Frequently asked questions
Each grammar that you write defines vocabulary words (items) spoken by callers and decoded by Recognizer. Dictionaries supply pronunciations for each word and phrase. If a word is not found in the dictionaries, Recognizer generates a pronunciation based on a set of language-specific rules.
Note: Listen to test-generated pronunciations, because they are sometimes inaccurate. This can be particularly true for proper names.

Most words in your grammars are predefined in the system dictionaries, and have pronunciations that are tuned for accuracy. If you tune the pronunciation for any words, they get stored in your user dictionary. If a pronunciation for a particular word is missing, Recognizer automatically generates one.
Pronunciations are loaded into grammars during compilation; any change to the dictionaries requires a recompilation before new pronunciations are used.

Each language pack download includes an HTML file describing the phonemes for that language. See User dictionaries.

It is better to add a pronunciation than to change the default. This ensures that the original system defaults remain available if your user-defined counterpart fails to match when spoken.
The only case in which we recommend replacing a system default pronunciation is if you are certain the existing one is wrong and that your replacement is better. Please inform Nuance technical support about these situations.

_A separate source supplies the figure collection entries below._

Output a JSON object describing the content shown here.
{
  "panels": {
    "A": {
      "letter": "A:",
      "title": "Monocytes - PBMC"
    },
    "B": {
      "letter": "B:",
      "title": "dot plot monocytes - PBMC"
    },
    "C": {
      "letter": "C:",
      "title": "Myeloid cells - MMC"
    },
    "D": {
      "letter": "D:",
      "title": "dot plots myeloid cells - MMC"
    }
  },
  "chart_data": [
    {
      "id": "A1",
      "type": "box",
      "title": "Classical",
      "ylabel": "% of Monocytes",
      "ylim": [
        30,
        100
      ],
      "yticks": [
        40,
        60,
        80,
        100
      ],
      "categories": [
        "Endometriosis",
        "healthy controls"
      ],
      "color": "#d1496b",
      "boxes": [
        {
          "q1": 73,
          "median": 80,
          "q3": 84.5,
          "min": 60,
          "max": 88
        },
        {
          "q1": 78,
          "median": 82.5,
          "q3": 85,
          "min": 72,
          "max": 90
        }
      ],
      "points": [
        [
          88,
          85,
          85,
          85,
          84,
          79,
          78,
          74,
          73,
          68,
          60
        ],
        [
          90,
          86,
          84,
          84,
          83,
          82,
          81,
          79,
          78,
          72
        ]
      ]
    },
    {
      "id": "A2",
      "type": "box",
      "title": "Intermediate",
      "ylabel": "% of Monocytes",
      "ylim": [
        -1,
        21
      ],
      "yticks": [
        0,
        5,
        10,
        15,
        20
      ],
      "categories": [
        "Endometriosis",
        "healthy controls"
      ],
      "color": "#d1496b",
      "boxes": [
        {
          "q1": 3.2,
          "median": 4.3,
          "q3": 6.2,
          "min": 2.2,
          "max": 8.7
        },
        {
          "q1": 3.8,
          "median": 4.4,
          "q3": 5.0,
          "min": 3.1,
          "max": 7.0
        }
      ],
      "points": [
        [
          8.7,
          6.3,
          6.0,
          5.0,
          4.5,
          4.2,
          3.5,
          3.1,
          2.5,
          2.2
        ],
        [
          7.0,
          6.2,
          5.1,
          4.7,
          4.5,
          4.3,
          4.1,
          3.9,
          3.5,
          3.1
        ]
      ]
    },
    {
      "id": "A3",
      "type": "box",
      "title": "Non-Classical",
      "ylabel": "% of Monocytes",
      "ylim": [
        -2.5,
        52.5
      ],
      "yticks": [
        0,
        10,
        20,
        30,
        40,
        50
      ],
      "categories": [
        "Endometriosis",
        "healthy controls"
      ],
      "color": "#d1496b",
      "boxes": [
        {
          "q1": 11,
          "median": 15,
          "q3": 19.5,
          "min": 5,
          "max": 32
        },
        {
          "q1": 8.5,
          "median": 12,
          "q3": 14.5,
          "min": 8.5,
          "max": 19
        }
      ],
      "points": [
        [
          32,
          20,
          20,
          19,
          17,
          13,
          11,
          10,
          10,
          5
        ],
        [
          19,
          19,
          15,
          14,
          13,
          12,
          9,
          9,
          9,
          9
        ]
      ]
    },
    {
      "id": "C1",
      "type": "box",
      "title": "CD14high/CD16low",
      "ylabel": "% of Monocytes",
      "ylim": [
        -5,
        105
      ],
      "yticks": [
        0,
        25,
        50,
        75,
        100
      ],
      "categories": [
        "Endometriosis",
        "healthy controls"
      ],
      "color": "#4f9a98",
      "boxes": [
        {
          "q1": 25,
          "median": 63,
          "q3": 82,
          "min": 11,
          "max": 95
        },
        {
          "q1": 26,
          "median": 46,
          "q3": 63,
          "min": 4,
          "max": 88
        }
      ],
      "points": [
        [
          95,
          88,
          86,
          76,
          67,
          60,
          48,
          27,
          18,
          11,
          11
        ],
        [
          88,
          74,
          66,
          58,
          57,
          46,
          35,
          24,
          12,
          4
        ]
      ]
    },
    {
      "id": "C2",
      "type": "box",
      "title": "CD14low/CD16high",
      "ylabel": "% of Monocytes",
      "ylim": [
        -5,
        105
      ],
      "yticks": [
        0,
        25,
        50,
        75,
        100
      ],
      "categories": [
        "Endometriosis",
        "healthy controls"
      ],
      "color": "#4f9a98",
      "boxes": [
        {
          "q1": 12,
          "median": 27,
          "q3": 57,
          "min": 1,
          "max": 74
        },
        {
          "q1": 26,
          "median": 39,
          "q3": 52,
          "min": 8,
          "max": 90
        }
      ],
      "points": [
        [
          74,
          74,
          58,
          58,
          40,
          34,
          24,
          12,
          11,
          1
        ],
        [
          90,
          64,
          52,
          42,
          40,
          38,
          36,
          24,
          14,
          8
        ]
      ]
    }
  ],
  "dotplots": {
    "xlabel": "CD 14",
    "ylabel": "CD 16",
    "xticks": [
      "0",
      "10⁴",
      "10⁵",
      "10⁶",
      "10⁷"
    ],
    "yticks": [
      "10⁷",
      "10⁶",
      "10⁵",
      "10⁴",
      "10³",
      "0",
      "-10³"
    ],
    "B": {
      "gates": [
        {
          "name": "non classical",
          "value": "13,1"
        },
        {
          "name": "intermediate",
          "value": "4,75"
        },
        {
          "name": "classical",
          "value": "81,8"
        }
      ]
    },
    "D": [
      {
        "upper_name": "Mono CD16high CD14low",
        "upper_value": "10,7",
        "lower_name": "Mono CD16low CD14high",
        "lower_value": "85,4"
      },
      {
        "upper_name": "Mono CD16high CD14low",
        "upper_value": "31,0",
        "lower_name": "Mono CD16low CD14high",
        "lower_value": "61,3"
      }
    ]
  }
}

If a pronunciation is not correct, your application will recognize the corresponding word poorly. A poor dictionary pronunciation causes low scores or recognition failures when spoken. You can test your pronunciations using the dicttest utility (see Checking pronunciations with dicttest).
If you identify an incorrect pronunciation, you can correct it as follows:
- If the source of the incorrect pronunciation is the user dictionary, then delete the pronunciation.
- If the source is the system dictionary, then add an alternative pronunciation in a user dictionary. If the source is “Automatic” (see Automatically generated pronunciations), then create a new pronunciation that is more accurate.

If a vocabulary contains a word that is not in the user or system dictionaries, a pronunciation is automatically generated (see Automatically generated pronunciations). These generated pronunciations are usually very accurate. However, be aware of them, and ensure their accuracy.
Be careful when working with pronunciations. There is a difference between adding an alternative pronunciation, and overriding an existing pronunciation.